= Military history of the Cayman Islands =

The defence of the Cayman Islands has been and currently remains the responsibility of the United Kingdom.

Before the independence of Jamaica in 1962, the Cayman Islands were under the same administration as Jamaica. As such, the responsibility of the defence of the Cayman Islands and Jamaica was provided by the United Kingdom and the British Garrison in Jamaica, now known as the Jamaica Defence Force. Since Jamaica's Independence, the Cayman Islands remain strongly with the United Kingdom and the defence of Cayman was retained solely by the United Kingdom.

== Colonial era ==
In 1662, the governor to Jamaica, Lord Windsor, was given royal instructions to take charge of the Cayman Islands by means of planning and raising fortifications in Cayman. Eventually, Fort George was built up around 1790. This is one of the earliest known military undertakings in the Cayman Islands.

== World War II ==
During World War II, a company of the Jamaican Home Guard was established in Grand Cayman in 1942. The Home Guard consisted of 44 officers and men.

Dobson Hall, the main barracks for the Home Guard in Cayman, was located in the capital George Town.

, a Royal Navy , was launched during World War II on 6 September 1943. It was named after the Cayman Islands. The ship was used for patrol and escort duty during the war. After the war the ship was sold for scrapping on 1 July 1947.

The Cayman Company Home Guard was disbanded in 1945 after the war ended.

During World War II, the United States Government made agreements with the United Kingdom Government to establish a United States Naval Station in Grand Cayman. As German U-Boat activity decreased during the war, the naval base was handed over to the United States Coast Guard in 1945. The United States Coast Guard Station in Cayman was also eventually disbanded sometime after World War II.

== Present day ==
Many Caymanians served in the British Forces, as well as the United States Forces, and partook in many major conflicts around the world including the Falklands War, Vietnam War, Gulf War, Iraq, and Afghanistan. There are still a number of Caymanians serving in the UK and US Forces.
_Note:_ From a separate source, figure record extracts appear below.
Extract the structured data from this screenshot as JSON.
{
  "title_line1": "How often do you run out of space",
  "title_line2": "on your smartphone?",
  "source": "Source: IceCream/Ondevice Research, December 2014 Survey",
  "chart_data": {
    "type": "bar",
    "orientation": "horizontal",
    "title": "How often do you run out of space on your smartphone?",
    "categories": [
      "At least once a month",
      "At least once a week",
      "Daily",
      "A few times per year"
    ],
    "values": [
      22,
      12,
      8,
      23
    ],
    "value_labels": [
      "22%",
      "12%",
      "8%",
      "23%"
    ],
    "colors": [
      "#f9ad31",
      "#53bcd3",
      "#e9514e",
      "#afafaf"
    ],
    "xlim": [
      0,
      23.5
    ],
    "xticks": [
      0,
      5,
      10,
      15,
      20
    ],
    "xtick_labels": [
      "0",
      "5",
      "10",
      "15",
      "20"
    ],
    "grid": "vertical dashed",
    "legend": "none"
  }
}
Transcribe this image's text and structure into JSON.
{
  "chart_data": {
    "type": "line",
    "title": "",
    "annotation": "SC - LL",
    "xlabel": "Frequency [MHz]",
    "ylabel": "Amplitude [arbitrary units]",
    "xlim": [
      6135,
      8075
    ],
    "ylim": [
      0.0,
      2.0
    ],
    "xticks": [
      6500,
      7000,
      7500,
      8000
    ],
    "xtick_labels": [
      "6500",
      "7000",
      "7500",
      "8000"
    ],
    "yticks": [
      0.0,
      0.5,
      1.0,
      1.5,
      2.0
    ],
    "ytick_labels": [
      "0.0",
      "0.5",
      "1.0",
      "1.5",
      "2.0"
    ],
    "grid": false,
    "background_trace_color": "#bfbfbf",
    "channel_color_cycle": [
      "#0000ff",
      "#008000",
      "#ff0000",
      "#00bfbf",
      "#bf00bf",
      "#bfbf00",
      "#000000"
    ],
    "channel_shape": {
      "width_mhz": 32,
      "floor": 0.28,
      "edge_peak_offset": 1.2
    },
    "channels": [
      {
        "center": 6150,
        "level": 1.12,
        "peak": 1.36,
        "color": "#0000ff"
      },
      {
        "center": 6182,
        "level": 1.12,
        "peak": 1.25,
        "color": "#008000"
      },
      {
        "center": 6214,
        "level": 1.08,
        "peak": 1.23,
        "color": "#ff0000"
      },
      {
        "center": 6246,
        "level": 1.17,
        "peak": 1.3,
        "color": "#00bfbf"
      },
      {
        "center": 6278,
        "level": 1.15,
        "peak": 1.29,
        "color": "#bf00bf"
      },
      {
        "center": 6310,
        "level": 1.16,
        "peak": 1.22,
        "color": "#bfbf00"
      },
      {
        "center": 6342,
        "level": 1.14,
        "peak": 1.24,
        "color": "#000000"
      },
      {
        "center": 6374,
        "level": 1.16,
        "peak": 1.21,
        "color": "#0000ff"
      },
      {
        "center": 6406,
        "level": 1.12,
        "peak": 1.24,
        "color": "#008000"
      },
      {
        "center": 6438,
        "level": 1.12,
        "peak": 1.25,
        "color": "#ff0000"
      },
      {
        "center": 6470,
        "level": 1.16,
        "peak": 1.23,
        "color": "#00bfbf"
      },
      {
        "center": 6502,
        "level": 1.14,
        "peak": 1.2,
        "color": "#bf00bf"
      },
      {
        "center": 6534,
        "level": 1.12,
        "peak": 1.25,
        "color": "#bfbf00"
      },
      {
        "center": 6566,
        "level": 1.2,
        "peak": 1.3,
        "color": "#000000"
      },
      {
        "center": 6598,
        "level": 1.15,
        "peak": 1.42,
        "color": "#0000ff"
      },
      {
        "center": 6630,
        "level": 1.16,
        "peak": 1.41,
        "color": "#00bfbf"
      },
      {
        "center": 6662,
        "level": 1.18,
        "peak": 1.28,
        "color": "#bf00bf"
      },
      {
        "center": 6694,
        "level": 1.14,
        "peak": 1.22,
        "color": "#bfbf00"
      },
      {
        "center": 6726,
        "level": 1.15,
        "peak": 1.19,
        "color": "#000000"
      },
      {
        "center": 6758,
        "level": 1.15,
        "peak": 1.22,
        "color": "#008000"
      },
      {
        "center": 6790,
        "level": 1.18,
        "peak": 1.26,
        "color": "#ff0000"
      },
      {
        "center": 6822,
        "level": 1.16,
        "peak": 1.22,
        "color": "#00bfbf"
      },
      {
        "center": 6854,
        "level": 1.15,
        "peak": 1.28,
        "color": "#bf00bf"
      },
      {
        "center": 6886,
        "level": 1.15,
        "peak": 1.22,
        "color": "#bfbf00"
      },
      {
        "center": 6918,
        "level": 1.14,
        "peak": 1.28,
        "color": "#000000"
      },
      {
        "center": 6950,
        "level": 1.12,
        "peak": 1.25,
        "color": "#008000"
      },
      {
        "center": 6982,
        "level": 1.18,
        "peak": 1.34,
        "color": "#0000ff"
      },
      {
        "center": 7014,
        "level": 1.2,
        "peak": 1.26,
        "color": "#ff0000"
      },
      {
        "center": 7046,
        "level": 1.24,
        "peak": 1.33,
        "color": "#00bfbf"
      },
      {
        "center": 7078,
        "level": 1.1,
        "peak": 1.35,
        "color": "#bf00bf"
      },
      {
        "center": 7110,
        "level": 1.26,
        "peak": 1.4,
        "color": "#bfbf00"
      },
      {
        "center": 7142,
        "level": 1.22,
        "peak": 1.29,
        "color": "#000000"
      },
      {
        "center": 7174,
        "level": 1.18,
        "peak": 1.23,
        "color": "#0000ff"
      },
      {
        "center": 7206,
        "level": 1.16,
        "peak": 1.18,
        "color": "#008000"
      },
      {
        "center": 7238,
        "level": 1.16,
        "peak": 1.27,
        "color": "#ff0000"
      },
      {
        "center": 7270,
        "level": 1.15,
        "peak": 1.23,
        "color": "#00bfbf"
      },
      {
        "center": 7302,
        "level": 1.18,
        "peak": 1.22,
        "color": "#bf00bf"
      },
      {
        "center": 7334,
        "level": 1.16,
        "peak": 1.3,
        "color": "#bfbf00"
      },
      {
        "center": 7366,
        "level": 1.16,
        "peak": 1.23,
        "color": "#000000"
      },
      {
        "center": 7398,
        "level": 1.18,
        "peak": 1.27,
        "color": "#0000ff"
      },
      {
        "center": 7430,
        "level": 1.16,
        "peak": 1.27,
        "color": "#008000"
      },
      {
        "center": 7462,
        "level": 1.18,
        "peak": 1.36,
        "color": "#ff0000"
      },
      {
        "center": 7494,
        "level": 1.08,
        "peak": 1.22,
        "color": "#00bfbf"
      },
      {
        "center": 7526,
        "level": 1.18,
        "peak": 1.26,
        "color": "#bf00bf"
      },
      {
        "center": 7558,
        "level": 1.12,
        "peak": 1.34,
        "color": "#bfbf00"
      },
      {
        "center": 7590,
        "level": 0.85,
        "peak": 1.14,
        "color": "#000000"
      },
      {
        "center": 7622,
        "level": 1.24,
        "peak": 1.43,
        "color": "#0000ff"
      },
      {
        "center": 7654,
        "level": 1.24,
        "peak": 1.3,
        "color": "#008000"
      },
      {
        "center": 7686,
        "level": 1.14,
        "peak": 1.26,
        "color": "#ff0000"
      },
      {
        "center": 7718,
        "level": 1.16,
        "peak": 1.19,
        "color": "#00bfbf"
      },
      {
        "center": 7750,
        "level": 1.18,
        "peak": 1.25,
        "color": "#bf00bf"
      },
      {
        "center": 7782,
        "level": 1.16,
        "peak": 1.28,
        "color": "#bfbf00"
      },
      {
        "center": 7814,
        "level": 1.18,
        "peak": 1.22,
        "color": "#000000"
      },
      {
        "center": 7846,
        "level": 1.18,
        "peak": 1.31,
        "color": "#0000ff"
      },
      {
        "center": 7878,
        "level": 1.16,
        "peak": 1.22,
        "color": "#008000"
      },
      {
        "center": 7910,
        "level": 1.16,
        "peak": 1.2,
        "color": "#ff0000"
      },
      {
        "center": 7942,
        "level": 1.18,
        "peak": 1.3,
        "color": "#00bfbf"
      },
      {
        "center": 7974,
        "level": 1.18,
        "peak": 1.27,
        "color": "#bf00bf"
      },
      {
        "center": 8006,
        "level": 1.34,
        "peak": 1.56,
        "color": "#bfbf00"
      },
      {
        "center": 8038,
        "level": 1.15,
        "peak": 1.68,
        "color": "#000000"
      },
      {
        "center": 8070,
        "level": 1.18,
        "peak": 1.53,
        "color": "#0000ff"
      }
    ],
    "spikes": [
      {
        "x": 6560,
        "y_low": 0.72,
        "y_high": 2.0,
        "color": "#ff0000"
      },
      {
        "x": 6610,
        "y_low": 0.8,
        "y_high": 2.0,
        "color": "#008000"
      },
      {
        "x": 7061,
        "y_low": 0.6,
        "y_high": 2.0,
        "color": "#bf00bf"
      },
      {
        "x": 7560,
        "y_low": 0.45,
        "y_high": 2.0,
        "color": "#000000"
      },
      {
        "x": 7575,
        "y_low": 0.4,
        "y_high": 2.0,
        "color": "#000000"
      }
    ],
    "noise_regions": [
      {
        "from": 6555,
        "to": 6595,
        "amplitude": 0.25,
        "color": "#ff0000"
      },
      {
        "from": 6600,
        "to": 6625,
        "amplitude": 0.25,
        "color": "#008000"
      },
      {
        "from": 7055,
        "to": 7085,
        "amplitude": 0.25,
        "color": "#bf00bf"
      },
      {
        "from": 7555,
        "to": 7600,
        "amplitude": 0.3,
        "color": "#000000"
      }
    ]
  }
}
The United Kingdom regularly sends Royal Navy or Royal Fleet Auxiliary ships as a part of Atlantic Patrol (NORTH) tasking. These ships' main mission in the region is to maintain British Sovereignty for the Overseas Territories, humanitarian aid and disaster relief during disasters such as hurricanes, which are common in the area, and for counter-narcotic operations.

Also, the United States sometimes makes Cayman a port of call for Coast Guard cutters. On multiple occasions, the United States flies their military aircraft over the Caribbean, stopping at Grand Cayman's Owen Roberts International Airport and mostly continuing onwards back and forth to either USSOUTHCOM Joint Task Force Bravo base in Honduras or to Naval Air Station Key West.

On a couple of occasions, USSOUTHCOM Joint Task Force Bravo has deployed to the Caribbean during hurricane disaster relief operations using Grand Cayman as a forward operating base or staging area.

===Establishment of the Cayman Islands Coast Guard===

For many years, the Cayman Islands Government had been discussing, internally and with the British Government, the development of a Coast Guard to improve border control, counter-narcotic operations, and search-and-rescue capabilities. This became more urgent after a major incident with a boat missing at sea with children on board, which led to a major maritime search. This search, which was spearheaded by the Royal Cayman Islands Police Service Marine Unit along with the Jamaica Defence Force Coast Guard and the United States Coast Guard, ended with the boat found, one found dead all other persons lost and presumed drowned.

This led to a major inquiry on Cayman's capabilities in maritime search and rescue and border control. The inquiry led to a major push to get the Cayman Islands Coast Guard off the ground. In mid-2018, the Commander and Second in Command of the Coast Guard were appointed, with the first Coast Guard ship commissioned in late 2019, and operational in 2020.

The Coast Guard Commander and Second in Command took part in a joint operation with the United States Coast Guard and the Jamaica Defence Force Coast Guard known as Operation Riptide, making it the first Operation for the Cayman Islands Coast Guard.

===Establishment of the Cayman Islands Regiment===

For several years, talks in Cayman took place about the development of an auxiliary force to assist Cayman in major crises or times of disasters, like hurricanes. These talks increased and included the United Kingdom. In 2016–2019, the Atlantic hurricane seasons were disastrous for the region. The development of the Cayman Islands Regiment was finalized by 2019 with a visit from the UK Minister for the Armed Forces Mark Lancaster. Recruitment began in late 2019 and the Regiment became operational in 2020.